Солдат, заикаясь, снова повторил свое: «С-слу-шаю!» – и удалился.
Свечи догорели в жестяных подсвечниках. Петр нашел и зажег новые. Больше всего он все-таки допытывался про отца. Тысячу раз спрашивал о его здоровье, хотел знать во всех подробностях, как старик выглядит.
Рафал, рассказывая обо всем брату, зашел так далеко, как до сих пор никогда еще не заходил. Первый раз в жизни он был так искренен. Он сам не знал, когда ему в голову пришла мысль рассказать откровенно Петру о своем ночном приключении, о борьбе с волком и признаться ему в своей любви к Гелене. Но вдруг какое-то неожиданное чувство, точно ее приказ, заставило его остановиться.
Петр слушал его с широко раскрытыми глазами. Он заставлял брата по десять раз повторять подробности. Они перескакивали от одной темы к другой. Не заметили, как потускнел блеск свечей и мебель в комнате стала явственно видна. Через открытые окна струился бодрящий холодок. Сучья, побеги и ветви с едва раскрывшимися листочками, седые от утренней росы, неподвижно застыли в оконных проемах, объятые глубоким сном. Порою, однако, какой-нибудь гибкий молодой росток вздрагивал, точно от пронизывающего холода, и росистый дождь сыпался вдруг на землю с каким-то особенно страшным шорохом, как всегда бывает во сне. Порою холодный и влажный ветерок, прилетая с реки или пруда, зарывался в ветви испанского жасмина и прятался в мокрую листву, чтобы в укрытии на скользком, только что родившемся отпрыске уснуть на минутку, отдохнуть в здоровом, предутреннем сне. Из туманной дали доносился кроткий и мягкий голос болотного дергача.
Светало.
За окнами простиралась уже тихая лазурь, а на фоне ее темными полосами стали вырисовываться далекие холмы и стена лесов на равнинах. Высоко на безоблачном небе сияла, как лилия, прощальным блеском утренняя звезда – заряница. Выплывая из-за горизонта, заря багровым светом обнимала уже край земли.
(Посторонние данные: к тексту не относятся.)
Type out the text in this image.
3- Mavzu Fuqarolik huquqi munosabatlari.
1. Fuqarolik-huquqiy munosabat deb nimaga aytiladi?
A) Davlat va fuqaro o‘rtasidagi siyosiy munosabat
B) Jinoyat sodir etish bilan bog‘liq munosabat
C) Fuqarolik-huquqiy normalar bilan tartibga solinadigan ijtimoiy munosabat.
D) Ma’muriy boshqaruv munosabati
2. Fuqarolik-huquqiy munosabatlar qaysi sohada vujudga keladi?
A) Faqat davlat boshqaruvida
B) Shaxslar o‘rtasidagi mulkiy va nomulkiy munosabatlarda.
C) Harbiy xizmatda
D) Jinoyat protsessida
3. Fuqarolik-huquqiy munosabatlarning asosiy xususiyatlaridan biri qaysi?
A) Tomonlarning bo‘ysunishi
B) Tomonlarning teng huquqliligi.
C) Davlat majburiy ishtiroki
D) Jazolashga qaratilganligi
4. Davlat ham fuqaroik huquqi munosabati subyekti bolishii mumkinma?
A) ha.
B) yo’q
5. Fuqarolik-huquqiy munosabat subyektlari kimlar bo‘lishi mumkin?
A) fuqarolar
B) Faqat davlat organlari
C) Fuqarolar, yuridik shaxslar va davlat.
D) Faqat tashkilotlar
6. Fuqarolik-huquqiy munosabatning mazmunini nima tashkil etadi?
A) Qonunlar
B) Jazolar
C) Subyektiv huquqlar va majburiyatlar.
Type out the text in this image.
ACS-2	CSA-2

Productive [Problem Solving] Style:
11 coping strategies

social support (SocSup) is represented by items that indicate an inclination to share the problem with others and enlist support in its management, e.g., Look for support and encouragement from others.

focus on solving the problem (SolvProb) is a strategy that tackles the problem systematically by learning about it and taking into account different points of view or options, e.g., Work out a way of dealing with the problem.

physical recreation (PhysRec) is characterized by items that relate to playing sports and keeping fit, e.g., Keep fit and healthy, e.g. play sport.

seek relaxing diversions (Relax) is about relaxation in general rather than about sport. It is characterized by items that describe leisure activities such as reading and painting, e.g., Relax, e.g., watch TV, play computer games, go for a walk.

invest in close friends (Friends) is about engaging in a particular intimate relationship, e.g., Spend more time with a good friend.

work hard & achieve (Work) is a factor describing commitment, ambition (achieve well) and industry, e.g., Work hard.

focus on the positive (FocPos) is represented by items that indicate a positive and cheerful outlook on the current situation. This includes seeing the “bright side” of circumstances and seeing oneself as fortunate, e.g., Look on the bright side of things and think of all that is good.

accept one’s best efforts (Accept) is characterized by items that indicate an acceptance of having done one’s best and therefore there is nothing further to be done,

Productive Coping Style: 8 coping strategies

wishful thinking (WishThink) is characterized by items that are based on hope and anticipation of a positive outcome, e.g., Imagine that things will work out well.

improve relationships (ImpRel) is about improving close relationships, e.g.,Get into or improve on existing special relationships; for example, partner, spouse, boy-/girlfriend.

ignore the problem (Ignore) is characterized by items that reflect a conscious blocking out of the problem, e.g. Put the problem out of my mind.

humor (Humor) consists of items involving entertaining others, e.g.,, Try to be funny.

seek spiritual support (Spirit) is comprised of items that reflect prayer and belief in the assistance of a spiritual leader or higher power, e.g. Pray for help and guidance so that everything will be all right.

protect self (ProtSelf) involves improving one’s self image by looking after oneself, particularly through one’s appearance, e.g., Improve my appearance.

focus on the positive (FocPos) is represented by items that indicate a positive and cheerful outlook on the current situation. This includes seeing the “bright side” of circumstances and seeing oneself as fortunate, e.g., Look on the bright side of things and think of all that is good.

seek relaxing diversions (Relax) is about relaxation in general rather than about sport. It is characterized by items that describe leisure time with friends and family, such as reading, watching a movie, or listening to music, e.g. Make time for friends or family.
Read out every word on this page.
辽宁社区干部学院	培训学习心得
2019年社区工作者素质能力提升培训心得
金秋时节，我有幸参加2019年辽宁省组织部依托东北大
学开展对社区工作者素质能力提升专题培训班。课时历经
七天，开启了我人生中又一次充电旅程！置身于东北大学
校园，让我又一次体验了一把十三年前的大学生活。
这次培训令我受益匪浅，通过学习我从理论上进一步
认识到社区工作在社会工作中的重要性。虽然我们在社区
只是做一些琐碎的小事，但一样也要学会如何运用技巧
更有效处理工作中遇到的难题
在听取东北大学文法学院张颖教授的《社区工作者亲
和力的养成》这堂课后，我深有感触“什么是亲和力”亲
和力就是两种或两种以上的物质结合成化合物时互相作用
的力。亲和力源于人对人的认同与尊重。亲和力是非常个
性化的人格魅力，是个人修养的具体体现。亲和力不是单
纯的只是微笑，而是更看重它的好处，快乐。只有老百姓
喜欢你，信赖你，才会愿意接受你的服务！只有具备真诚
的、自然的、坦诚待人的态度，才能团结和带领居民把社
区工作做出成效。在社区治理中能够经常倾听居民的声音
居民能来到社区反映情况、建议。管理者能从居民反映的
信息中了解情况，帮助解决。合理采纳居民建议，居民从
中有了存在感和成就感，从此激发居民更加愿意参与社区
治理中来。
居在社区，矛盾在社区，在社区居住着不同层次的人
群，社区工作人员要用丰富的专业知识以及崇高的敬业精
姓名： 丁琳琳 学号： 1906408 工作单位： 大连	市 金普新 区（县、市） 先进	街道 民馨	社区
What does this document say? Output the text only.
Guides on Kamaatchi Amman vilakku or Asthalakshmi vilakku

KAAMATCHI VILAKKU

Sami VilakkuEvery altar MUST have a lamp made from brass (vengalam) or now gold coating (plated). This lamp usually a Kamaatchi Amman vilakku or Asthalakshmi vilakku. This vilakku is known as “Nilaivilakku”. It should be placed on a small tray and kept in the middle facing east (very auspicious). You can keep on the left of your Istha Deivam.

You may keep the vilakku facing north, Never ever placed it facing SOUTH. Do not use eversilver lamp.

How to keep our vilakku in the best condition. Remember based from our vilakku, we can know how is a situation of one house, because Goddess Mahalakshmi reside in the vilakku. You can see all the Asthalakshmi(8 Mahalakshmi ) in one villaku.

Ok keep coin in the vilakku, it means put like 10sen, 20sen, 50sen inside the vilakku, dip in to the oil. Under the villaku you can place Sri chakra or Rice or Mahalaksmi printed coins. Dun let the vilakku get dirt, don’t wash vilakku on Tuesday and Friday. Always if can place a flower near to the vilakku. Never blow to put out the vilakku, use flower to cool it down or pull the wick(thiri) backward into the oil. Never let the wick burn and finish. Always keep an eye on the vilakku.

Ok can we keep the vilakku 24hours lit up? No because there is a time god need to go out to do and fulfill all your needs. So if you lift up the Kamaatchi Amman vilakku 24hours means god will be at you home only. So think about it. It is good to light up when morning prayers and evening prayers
– А ты и не видел, Рафусь, – промолвил Петр, – как тут у меня. Поди-ка, посмотри. Уже светает.
Они оба стали у открытого окна.
Внизу, за оградой сада, виднелся сквозь ветви дремлющий пруд. Над водами его, сизыми, как сталь, посинелая от огня, дымились туманы, переливаясь дивными красками. Родные и земле и небу, они для неба с грустью покидали воду, как душа покидает тело. Но, прежде чем подняться ввысь, они застыли над нею, словно в молитвенном экстазе. Братьям казалось, что это мгновение должно длиться вечно, что оно-то и есть вечность, что именно такова бесконечность. Но свет, плывя издали, окропил иссопом тени, и по всесильному его мановению вода осталась внизу, а туманы покинули ее лоно. Свивая свой дивный, ниспадающий длинными складками полог, они расправляли прозрачные крылья и, изнемогая, виясь в тоске, исчезали в лазури. Там, куда еще не достиг свет, в ольховых чащах, сизым их сестрам словно глухой ночью грезился еще вчера начавшийся сон. Окутанные ими деревья казались совсем иными: листья у них были светло-голубые, а стволы, казалось, вырастали из снежного облака. Далекие песчаные отмели пологого берега были розовы, как щечки разбуженного ребенка. За прудом на легком пригорке неподвижным щитом сверкала изумрудная полоса всходов яровой ржи, становясь уже из пашни нивой, живущей своей особою жизнью.